American jewelry and lifestyle brand

Porter Lyons is a jewelry and lifestyle brand created by Ashley Porter. The line debuted in November 2012 in New Orleans, Louisiana. The line has been worn by many celebrities, such as Taylor Swift, Jessica Alba, Jennifer Lawrence and Cameron Diaz and has been featured in Elle and W Magazine.

== Background ==
Porter Lyons is an American luxury jewelry and lifestyle brand founded by Ashley Ann Lyons Porter in 2012. Drawing inspiration from the family's origins in New Orleans dating back to 1860, when they had a pharmacy, IL Lyons.

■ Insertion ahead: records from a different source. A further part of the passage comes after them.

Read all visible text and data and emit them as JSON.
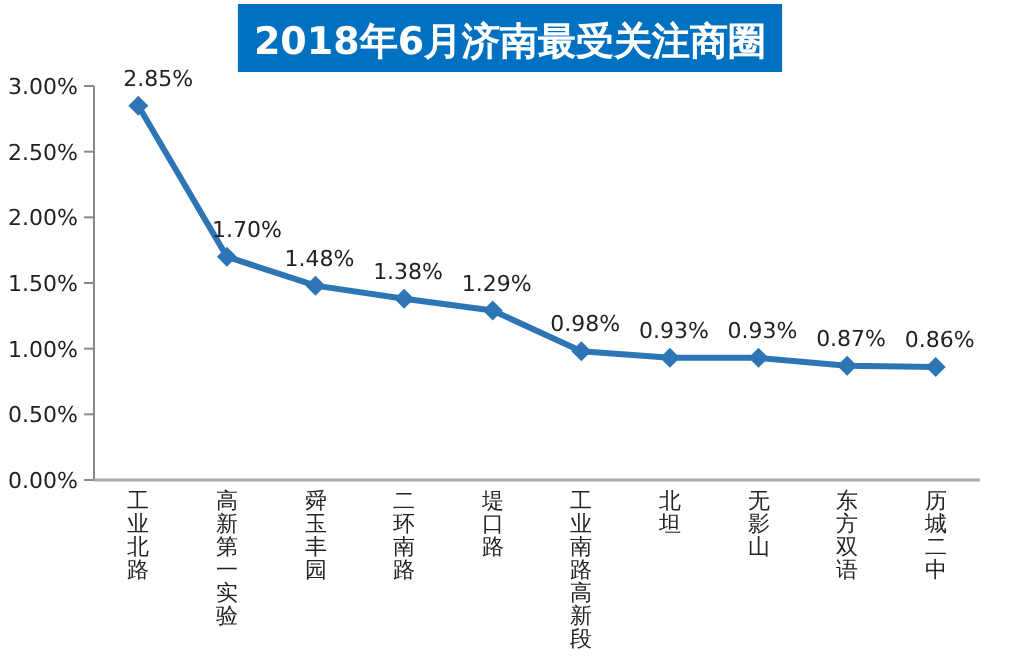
{
  "chart_data": {
    "type": "line",
    "title": "2018年6月济南最受关注商圈",
    "categories": [
      "工业北路",
      "高新第一实验",
      "舜玉丰园",
      "二环南路",
      "堤口路",
      "工业南路高新段",
      "北坦",
      "无影山",
      "东方双语",
      "历城二中"
    ],
    "series": [
      {
        "color": "#2e75b6",
        "values": [
          2.85,
          1.7,
          1.48,
          1.38,
          1.29,
          0.98,
          0.93,
          0.93,
          0.87,
          0.86
        ]
      }
    ],
    "ylim": [
      0,
      3
    ],
    "yticks": [
      {
        "value": 0,
        "label": "0.00%"
      },
      {
        "value": 0.5,
        "label": "0.50%"
      },
      {
        "value": 1,
        "label": "1.00%"
      },
      {
        "value": 1.5,
        "label": "1.50%"
      },
      {
        "value": 2,
        "label": "2.00%"
      },
      {
        "value": 2.5,
        "label": "2.50%"
      },
      {
        "value": 3,
        "label": "3.00%"
      }
    ],
    "value_labels": [
      "2.85%",
      "1.70%",
      "1.48%",
      "1.38%",
      "1.29%",
      "0.98%",
      "0.93%",
      "0.93%",
      "0.87%",
      "0.86%"
    ],
    "marker": "diamond",
    "line_style": "solid",
    "grid": false
  }
}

Initially, Lyons derived her signature style from Native American belief of using every part of an animal and began to experiment with casting alligator teeth and bones in brass, resulting in Backbone, the brand's first jewelry collection. By 2016, the brand expanded to become a global fine jewelry and lifestyle company. In 2022, Porter Lyons relocated their design house and flagship store to the iconic Royal Street in New Orleans.

== Inspiration ==
Porter Lyons draws inspiration from the founder's family history, as well as New Orleans culture and traditions. Each collection focuses on a subculture and uses materials that reference the concept through locally sourced materials. Porter has said that her mission is to "preserve culture through design."

== Philanthropy ==
In the Backbone collection, Porter Lyons focused its efforts on Louisiana by donating 5% of all profits to the Coalition to Restore Coastal Louisiana.

Porter Lyons' campaign, "Light Up for Literacy", donates 50% of custom earring sales to Louisiana Endowment for Humanities. The campaign launched in September 2014.

With the launch of "Deco Bohemia" in October 2015, Porter Lyons partnered with the George Rodrigue Foundation of the Arts to support children's art programs around Louisiana.

"I plan to turn Porter Lyons into a lifestyle brand", said Porter on MarthaStewart.com, "staying true to my mission of aiding different relief efforts based on which culture the item is inspired by."